As Congress debates the extension of the Bush tax cuts, it’s a good time to look at what we got for the money we gave away. It’s a lot: an estimated $2.5 trillion by the time the cuts are scheduled to expire at the end of the year, according to Citizens for Tax Justice. Those tax savings went overwhelmingly to the wealthiest Americans, and the richer you were, the more you saved. A great graphic in the New York Times last week dramatically shows how well you fared, too.

The promise was that cutting taxes would bolster the economy and create jobs.

But the record shows just the opposite. The national rate of job growth during George W. Bush’s tenure was the worst since the government starting counting in 1939.

The tax changes didn’t do much for Vermont, either. Job growth so far this decade is worse than any decade since the 1940s. We have fewer jobs today than we had in 2000.

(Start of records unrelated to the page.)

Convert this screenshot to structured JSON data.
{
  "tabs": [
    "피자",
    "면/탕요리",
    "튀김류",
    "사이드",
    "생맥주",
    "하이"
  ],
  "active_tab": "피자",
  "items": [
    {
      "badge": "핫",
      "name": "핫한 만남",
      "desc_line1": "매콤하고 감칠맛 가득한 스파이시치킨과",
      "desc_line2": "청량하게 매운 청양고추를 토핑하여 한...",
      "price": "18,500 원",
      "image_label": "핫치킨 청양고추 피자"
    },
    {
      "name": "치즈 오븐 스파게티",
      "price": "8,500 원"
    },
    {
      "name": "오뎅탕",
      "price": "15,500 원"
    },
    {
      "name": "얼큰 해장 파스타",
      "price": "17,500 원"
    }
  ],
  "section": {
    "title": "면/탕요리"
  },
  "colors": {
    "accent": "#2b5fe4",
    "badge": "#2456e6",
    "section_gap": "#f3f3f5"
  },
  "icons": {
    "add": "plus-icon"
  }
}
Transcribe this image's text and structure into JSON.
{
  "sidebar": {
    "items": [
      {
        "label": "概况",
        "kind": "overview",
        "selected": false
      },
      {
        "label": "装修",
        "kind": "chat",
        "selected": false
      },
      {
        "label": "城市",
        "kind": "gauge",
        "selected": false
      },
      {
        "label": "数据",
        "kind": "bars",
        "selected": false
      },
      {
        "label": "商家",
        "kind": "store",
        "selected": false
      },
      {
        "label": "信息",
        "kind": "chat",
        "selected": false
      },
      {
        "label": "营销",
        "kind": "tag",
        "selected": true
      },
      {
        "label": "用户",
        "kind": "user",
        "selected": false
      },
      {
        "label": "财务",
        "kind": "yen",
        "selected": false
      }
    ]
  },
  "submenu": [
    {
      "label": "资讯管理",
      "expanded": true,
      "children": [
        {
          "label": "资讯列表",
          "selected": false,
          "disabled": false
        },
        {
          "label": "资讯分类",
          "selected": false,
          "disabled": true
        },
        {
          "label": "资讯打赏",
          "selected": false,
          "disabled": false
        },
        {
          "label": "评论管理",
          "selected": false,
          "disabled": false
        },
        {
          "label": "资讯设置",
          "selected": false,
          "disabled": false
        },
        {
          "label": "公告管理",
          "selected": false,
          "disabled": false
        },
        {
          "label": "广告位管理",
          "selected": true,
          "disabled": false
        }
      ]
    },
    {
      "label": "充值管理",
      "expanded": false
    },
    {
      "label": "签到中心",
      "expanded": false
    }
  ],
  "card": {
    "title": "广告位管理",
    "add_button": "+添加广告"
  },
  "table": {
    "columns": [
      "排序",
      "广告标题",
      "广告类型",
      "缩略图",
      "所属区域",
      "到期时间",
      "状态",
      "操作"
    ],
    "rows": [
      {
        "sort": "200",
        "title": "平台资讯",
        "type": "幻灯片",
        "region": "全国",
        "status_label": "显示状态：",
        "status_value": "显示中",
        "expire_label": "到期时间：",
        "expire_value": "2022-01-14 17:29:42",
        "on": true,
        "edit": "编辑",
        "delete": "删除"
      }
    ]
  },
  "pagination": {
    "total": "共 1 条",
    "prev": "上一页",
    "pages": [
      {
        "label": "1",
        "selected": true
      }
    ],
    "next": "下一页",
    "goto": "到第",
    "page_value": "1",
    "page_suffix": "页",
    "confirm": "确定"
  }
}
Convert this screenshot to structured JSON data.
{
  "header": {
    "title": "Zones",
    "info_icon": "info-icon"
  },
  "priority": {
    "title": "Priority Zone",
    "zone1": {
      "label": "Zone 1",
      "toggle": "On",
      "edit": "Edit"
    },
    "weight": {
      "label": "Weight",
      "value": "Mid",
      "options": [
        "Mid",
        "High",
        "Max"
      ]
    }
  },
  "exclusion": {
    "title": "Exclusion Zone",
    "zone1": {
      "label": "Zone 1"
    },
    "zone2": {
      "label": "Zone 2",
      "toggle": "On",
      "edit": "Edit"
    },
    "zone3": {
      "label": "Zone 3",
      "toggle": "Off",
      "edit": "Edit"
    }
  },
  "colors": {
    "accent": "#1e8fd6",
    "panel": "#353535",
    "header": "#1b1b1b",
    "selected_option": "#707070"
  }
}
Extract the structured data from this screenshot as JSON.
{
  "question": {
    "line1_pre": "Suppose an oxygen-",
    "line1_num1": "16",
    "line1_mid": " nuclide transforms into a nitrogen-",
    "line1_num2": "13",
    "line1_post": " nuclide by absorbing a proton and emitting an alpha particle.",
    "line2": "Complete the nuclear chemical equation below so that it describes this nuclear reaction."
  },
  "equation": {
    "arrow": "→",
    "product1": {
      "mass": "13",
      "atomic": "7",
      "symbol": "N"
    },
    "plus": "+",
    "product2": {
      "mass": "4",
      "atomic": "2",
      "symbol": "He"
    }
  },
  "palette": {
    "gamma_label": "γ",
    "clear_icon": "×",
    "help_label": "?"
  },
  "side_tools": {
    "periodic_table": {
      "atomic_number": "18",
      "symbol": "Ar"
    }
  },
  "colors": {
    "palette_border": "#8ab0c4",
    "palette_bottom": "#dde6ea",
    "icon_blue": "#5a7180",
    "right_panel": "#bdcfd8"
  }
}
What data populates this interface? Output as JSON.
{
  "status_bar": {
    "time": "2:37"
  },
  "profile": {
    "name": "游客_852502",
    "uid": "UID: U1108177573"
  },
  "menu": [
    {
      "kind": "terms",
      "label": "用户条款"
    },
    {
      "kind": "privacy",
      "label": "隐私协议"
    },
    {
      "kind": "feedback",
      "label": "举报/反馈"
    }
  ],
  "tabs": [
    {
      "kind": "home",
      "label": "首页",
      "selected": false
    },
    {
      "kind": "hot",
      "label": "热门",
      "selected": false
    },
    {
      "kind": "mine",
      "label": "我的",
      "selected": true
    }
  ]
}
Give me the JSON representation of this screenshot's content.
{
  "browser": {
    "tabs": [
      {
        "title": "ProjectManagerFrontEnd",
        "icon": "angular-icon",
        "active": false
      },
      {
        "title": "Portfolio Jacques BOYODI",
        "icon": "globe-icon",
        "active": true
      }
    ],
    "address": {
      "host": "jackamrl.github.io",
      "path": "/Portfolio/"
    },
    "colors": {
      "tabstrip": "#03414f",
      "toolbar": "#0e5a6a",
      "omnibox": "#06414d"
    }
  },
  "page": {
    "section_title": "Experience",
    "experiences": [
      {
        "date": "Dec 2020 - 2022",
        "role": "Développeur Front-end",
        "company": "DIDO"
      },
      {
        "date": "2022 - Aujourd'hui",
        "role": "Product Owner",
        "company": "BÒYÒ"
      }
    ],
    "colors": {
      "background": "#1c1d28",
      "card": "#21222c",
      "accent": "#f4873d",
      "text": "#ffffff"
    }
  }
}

The federal tax cuts were clearly good for some, though. Vermonters with incomes of $200,000 or more saved a total of about $660 million between 2003 and 2008 on their federal tax bills.

But did those tax savings lead to investment in job-creating activities to benefit the rest of us? A report from the Congressional Budget Office last February casts doubt on the theory that they did—or ever would.  “[I]ncreasing the after-tax income of businesses typically does not create much incentive for them to hire more workers in order to produce more, because production depends principally on their ability to sell their products,” the report said.

It’s impossible to know what would have happened without these tax policy changes. Many factors influence the economy. Still, there’s reason to be skeptical when tax cuts are offered as the cure for all problems.

Bush first proposed tax cuts in response to a modest budget surplus: The government was collecting too much money, so we should cut taxes. But then the economy slid into recession in 2001 and revenue looked weak, so Bush trotted out the supply-side argument: We needed to cut taxes in order to stimulate the economy and generate more revenue.

The corollary to tax-cuts-make-everything-better is that tax increases make everything worse. That’s exactly what a lot of people predicted when Clinton proposed raising taxes, primarily on the wealthy, in the early 1990s. For Vermonters, this was on top of state tax increases Governor Snelling and the Legislature had already enacted—again, largely on the wealthy—to solve a budget deficit.

Now here’s an interesting fact: In the 1990s, after these federal and state tax increases, Vermont’s private sector jobs increased 22.7 percent.

Jobs are always held up as the reward for tax breaks. And when we offer tax credits to businesses in return for creating jobs, at least we ask for proof that they have, in fact, added new positions. (We’re less demanding of proof that the jobs would not have been created without the tax credit.)

With broad tax cuts, however, we’re supposed to take it on faith that lower taxes will translate into more jobs. Only after the money is gone do we get a chance to tally up the return on our investment.

After this last round, it appears there is little to show at either the national or state level for the money that stayed in the bank accounts of the wealthiest among us. That money could have been spent on early education or colleges, building new fuel-efficient mass transportation, or getting broadband to people and businesses who desperately need it. All these activities would be good for everybody: rich, poor, and in-between.

And unlike tax cuts, they are proven economy-boosters. That means jobs.